The Constitutional Court went to great lengths to explain that a claim for damages against a negligent medical practitioner may potentially be found to exist in our law in favour of a child born with disabilities which should have been detected and notified to the child’s mother. Evidence will have to be led and the High Court will have to determine whether this remedy exists in our law or whether our law of delict should be developed to recognise such a claim in the hands of H.

In the course of its judgment the Constitutional Court dealt with how this remedy “could” or “may” exist but pointed out that “policy considerations may then still prevent establishing legal causation, but that this is also an issue that can only properly be determined when all the facts are established at a trial”.

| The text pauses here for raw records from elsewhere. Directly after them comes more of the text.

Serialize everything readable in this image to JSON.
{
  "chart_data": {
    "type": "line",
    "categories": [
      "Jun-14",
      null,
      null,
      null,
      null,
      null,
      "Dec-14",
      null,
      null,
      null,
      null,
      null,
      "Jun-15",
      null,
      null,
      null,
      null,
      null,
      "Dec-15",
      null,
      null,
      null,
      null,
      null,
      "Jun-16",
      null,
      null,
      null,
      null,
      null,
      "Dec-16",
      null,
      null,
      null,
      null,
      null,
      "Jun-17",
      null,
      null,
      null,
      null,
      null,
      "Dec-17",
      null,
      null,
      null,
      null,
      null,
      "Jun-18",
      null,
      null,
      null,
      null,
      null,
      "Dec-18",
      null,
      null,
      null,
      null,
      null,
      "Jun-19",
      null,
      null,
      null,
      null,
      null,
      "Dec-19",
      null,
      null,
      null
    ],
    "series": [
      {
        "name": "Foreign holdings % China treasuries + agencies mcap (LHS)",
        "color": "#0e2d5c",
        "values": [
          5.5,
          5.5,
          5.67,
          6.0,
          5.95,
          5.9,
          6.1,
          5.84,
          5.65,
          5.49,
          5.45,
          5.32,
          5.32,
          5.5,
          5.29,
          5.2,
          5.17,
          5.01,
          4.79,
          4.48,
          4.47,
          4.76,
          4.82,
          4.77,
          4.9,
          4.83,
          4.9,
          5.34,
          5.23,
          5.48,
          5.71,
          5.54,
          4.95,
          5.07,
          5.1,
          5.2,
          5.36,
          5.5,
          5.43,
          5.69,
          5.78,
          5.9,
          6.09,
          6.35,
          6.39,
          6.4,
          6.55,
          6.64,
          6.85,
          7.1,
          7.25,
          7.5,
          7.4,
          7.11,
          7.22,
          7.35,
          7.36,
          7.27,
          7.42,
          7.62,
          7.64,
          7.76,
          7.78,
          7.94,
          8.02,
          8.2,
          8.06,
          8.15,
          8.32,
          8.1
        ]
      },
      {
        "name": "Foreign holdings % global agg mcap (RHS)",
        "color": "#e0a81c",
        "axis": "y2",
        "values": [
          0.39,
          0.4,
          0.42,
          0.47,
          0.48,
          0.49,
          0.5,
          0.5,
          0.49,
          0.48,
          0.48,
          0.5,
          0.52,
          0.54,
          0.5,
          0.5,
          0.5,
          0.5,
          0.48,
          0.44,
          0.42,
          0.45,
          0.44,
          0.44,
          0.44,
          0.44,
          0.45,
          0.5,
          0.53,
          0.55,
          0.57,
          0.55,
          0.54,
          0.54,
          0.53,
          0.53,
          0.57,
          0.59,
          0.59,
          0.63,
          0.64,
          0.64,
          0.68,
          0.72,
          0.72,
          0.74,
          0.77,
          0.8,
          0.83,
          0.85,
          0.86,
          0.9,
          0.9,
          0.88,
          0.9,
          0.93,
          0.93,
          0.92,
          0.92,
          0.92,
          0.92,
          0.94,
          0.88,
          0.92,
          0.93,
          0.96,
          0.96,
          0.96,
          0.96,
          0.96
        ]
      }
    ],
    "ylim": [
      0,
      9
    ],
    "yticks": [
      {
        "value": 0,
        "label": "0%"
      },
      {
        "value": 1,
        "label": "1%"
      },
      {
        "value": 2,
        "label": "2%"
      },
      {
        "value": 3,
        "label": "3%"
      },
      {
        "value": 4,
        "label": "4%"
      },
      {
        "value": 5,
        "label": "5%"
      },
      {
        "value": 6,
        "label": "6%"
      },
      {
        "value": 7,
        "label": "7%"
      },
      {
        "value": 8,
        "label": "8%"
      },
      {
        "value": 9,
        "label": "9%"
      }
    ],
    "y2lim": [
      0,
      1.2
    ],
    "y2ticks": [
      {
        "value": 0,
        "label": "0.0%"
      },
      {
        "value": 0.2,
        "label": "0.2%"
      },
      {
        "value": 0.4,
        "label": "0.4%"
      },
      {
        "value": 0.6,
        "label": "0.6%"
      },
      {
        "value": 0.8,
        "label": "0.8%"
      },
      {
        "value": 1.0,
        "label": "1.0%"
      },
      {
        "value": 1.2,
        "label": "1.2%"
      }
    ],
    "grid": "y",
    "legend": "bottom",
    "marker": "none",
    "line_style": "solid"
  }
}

This caveat by the Constitutional Court is essential to the issue of whether or not our law should recognise such a remedy. The High Court will be required to determine whether our society is ready to blame and hold a doctor liable for damages suffered by a child when at the heart of the claim lies the complaint that the doctor’s conduct resulted in the birth of the child with a disability? It is trite that the doctor’s conduct did not cause the congenital defect (Down syndrome) and nothing the doctor could have done would have resulted in the child being born without Down syndrome.

It remains to be determined whether our society is ready to blame a doctor for negligence that resulted in life, albeit with a disability.